Explaining decisions is an integral part of human communication, understanding, and learning, and humans naturally provide both deictic (pointing) and textual modalities in a typical explanation. The challenge is to build deep learning models that are also able to explain their decisions with similar fluency in both visual and textual modalities (see Fig. 2). Previous machine learning methods for explanation were able to provide a text-only explanation conditioned on an image in context of a task, or were able to visualize active intermediate units in a deep network performing a task, but were unable to provide explanatory text grounded in an image.
Existing approaches for deep visual recognition are generally opaque and do not output any justification text; contemporary vision-language models can describe image content but fail to take into account class-discriminative image aspects which justify visual predictions.
Hendriks et al. [7] propose a new model (see Fig. 3) that focuses on the discriminating properties of the visible object, jointly predicts a class label, and explains why the predicted label is appropriate for the image. The idea relies on a loss function based on sampling and reinforcement learning, which learns to generate sentences that realize a global sentence property, such as class specificity. This produces a fine-grained bird species classification dataset, and shows that an ability to generate explanations which are not only consistent with an image but also more discriminative than descriptions produced by existing captioning methods.
Although, deep models that are both effective and explainable are desirable in many settings, prior explainable models have been unimodal, offering either image-based visualization of attention weights or text-based generation of post-hoc justifications. Park et al. [21] propose a multimodal approach to explanation, and argue that the two modalities provide complementary explanatory strengths.
Two new datasets are created to define and evaluate this task, and use a model which can provide joint textual rationale generation and attention visualization (see Fig. 4). These datasets define visual and textual justifications of a classification decision for activity recognition tasks (ACT-X) and for visual question answering tasks (VQA-X). They quantitatively show that training with the textual explanations not only yields better textual justification models, but also better localizes the evidence that supports the decision.
Qualitative cases also show both where visual explanation is more insightful than textual explanation, and vice versa, supporting the hypothesis that multimodal explanation models offer significant benefits over unimodal approaches. This model identifies visual evidence important for understanding each human activity. For example to classify “mowing lawn” in the top row of Fig. 4 the model focuses both on the person, who is on the grass, as well as the lawn mower. This model can also differentiate between similar activities based on the context, e.g.“mountain biking” or “road biking.”

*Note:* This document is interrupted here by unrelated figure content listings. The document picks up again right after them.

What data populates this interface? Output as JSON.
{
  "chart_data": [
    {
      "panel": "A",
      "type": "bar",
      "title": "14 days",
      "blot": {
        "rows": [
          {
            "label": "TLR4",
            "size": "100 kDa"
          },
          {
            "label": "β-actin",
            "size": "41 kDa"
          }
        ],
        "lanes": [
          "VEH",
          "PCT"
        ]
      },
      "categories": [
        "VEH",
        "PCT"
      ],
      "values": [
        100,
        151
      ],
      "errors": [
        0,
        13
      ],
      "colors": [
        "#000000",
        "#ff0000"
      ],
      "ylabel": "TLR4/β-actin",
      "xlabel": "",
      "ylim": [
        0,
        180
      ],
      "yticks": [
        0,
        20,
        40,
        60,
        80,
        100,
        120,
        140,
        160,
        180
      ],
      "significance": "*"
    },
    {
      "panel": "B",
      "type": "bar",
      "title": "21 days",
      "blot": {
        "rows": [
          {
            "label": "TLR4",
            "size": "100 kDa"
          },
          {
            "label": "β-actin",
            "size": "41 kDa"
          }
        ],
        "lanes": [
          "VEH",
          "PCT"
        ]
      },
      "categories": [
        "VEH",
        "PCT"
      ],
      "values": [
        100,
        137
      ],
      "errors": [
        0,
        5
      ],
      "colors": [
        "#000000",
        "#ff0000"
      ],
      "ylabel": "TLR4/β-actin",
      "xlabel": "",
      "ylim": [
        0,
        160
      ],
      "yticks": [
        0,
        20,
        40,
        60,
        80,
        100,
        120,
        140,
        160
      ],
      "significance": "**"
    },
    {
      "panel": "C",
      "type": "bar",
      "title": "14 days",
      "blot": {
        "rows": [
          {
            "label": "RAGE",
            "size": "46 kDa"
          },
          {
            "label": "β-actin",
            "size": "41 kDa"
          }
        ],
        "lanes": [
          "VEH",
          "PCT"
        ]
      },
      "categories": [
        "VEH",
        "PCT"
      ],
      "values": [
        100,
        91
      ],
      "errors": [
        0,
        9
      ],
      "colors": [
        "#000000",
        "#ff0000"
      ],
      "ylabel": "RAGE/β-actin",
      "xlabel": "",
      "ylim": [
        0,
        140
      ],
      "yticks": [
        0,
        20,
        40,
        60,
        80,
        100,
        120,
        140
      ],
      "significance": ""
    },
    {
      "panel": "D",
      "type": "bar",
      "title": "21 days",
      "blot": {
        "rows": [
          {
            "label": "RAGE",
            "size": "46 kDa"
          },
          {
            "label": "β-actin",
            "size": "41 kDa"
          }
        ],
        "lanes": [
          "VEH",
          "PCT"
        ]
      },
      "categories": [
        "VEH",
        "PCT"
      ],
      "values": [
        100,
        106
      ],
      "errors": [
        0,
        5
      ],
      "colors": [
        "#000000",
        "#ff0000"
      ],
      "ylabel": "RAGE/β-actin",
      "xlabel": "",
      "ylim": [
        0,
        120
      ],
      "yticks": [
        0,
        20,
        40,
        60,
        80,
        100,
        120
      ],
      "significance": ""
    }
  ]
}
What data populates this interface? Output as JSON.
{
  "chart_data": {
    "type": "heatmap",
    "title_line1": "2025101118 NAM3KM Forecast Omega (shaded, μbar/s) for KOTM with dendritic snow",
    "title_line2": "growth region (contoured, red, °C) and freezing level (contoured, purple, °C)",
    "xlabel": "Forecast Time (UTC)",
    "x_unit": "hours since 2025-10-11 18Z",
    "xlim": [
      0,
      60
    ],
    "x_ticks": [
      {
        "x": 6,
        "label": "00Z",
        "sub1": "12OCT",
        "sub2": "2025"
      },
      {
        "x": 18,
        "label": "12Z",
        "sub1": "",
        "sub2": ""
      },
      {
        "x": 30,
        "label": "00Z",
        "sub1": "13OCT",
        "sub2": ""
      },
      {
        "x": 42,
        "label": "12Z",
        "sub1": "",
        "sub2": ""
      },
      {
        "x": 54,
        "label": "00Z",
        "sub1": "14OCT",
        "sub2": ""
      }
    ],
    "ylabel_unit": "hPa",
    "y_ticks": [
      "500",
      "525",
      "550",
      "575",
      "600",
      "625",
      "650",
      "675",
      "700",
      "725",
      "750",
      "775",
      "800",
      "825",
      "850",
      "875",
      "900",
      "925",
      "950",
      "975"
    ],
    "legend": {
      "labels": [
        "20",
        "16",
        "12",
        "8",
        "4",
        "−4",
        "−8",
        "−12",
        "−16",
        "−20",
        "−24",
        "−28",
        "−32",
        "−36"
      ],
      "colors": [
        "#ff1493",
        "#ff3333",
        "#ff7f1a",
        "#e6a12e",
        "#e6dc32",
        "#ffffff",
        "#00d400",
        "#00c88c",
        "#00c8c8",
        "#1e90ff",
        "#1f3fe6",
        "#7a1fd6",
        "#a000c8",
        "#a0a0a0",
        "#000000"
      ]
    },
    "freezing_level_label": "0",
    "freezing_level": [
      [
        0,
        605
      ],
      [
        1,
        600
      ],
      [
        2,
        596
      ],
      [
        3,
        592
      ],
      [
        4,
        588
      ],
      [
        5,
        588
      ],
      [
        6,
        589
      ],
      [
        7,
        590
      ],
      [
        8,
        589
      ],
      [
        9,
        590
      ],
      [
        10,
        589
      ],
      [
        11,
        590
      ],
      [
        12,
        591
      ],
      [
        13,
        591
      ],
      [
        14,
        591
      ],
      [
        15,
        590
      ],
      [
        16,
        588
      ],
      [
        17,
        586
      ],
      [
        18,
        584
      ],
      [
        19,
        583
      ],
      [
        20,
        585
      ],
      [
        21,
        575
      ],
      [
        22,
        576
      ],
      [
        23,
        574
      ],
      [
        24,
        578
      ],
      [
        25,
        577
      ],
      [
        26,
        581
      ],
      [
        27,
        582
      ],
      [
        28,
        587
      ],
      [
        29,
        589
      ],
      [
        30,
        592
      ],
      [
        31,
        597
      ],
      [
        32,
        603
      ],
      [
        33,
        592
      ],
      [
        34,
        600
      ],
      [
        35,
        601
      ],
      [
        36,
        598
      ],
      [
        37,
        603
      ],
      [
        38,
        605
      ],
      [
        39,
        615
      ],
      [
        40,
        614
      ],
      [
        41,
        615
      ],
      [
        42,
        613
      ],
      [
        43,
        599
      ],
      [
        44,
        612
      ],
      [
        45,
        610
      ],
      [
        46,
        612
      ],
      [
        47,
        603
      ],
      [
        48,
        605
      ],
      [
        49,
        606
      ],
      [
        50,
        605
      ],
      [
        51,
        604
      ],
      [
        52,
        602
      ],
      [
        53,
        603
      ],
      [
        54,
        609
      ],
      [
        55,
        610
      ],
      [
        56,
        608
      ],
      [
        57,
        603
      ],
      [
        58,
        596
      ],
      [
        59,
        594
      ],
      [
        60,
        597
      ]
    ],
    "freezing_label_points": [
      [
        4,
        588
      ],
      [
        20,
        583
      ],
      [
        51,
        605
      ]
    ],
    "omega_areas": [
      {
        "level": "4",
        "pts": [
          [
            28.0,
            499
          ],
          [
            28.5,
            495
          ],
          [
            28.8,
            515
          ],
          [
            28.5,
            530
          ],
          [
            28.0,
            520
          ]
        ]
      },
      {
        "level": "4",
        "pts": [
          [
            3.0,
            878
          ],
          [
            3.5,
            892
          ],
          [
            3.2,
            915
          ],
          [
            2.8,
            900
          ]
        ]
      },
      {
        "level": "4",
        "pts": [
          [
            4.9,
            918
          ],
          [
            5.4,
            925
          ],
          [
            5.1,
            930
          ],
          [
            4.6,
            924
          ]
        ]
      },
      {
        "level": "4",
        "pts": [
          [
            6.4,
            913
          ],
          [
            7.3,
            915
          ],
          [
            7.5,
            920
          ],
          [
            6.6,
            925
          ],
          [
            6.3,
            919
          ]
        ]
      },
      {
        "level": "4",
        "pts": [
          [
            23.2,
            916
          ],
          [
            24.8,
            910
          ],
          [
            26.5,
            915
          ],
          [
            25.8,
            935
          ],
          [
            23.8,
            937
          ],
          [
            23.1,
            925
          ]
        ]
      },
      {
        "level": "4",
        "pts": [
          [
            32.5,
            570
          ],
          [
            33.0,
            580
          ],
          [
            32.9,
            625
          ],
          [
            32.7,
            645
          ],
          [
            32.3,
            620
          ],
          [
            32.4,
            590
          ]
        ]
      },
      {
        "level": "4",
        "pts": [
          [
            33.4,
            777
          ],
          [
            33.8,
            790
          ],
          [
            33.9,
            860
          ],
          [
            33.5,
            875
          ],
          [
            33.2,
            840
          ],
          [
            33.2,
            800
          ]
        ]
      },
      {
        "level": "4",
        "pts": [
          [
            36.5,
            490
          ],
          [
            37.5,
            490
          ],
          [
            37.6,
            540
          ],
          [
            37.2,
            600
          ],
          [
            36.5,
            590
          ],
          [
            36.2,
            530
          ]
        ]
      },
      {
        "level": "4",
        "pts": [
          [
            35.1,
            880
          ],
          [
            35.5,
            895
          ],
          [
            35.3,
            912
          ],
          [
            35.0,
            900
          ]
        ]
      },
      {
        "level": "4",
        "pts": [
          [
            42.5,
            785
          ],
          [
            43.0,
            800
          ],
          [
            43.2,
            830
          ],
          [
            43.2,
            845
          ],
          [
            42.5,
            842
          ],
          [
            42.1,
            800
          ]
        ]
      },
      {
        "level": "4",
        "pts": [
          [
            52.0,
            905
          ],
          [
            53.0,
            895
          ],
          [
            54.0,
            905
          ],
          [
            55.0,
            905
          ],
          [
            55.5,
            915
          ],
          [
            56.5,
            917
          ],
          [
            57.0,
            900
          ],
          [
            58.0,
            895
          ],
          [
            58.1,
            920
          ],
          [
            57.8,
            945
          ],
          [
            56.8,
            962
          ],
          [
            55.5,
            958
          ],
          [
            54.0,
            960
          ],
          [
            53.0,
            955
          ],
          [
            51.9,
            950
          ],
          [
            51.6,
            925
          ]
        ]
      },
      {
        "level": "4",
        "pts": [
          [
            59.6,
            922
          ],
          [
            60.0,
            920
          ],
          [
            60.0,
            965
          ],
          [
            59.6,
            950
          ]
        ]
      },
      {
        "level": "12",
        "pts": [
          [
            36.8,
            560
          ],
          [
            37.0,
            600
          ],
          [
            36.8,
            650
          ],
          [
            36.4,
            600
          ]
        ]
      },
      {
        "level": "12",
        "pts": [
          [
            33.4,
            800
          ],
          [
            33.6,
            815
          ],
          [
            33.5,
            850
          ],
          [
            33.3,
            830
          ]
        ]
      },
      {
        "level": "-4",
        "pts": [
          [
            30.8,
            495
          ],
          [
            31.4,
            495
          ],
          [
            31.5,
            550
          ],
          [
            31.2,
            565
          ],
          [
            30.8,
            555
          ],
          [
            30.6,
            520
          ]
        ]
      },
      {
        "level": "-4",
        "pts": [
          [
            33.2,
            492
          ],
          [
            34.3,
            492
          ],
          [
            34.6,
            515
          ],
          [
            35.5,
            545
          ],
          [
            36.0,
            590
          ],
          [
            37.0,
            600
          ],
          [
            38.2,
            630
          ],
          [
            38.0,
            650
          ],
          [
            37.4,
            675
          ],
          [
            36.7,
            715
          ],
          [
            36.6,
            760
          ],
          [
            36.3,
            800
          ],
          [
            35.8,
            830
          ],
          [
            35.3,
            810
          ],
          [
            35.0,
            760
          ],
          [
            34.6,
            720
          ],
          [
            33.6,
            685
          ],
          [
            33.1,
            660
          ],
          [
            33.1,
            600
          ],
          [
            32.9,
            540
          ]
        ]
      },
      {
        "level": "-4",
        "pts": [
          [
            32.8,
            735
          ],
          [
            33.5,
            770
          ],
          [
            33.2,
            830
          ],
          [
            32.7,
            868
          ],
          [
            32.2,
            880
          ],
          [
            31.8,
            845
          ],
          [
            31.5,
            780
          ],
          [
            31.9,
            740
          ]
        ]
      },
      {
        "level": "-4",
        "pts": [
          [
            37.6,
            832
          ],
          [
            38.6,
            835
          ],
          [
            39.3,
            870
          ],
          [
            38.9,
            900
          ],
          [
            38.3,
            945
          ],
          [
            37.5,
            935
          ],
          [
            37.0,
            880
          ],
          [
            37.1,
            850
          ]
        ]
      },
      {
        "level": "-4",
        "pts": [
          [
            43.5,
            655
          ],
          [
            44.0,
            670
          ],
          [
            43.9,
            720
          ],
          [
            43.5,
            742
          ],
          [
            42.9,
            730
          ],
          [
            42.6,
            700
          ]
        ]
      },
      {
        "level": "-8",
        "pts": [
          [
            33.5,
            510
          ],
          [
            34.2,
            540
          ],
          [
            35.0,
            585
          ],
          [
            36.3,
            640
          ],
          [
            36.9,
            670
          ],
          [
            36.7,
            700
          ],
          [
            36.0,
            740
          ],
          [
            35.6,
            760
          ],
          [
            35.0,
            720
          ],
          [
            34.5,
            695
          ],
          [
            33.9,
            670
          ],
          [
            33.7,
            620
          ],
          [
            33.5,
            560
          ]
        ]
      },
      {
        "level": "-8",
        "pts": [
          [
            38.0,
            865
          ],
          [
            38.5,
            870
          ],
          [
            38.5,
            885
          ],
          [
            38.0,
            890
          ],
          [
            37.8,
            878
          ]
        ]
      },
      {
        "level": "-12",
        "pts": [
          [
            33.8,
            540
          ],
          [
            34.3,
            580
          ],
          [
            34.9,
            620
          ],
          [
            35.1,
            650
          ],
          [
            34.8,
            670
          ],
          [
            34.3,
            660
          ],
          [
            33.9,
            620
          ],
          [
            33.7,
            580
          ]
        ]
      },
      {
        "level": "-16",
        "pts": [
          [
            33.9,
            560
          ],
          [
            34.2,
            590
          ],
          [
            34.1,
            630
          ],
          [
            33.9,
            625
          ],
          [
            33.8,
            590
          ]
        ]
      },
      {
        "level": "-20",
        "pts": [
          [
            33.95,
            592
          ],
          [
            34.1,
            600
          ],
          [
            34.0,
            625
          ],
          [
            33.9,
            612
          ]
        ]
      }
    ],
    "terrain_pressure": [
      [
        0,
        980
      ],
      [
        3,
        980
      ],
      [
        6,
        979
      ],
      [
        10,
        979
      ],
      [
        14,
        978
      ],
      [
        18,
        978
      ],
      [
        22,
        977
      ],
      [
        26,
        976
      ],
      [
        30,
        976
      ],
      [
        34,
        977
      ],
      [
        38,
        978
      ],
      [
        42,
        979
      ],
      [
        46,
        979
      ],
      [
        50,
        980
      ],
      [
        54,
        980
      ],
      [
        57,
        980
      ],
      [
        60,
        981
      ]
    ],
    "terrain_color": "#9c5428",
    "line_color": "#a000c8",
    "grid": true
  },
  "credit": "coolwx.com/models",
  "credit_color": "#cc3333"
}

Similarly, when asked “Is this a zoo?” the explanation model is able to discuss what the concept of “zoo” represents, i.e., “animals in an enclosure.” When determining whether the water is calm, which requires attention to specific image regions, the textual justification discusses foam on the waves.
Visually, this attention model is able to point to important visual evidence. For example in the top row of Fig. 2, for the question “Is this a zoo?” the visual explanation focuses on the field in one case, and on the fence in another.
There are also other approaches to explanation that formulate heuristics for creating what have been called “Deep Visual Explanation” [1]. For example, in the application to debugging image classification learned models, we can create a heat map filter to explain where in an image a classification decision was made. There are an arbitrary number of methods to identify differences in learned variable distributions to create such maps; one such is to compute a Kullback-Leibler (KL) divergence gradient, experiments with which are described in [2], and illustrated in (see Fig. 5). In that figure, the divergence for each input image and the standard VGG image classification predictor is rendered as a heat map, to provide a visual explanation of which portion of an image was used in the classification.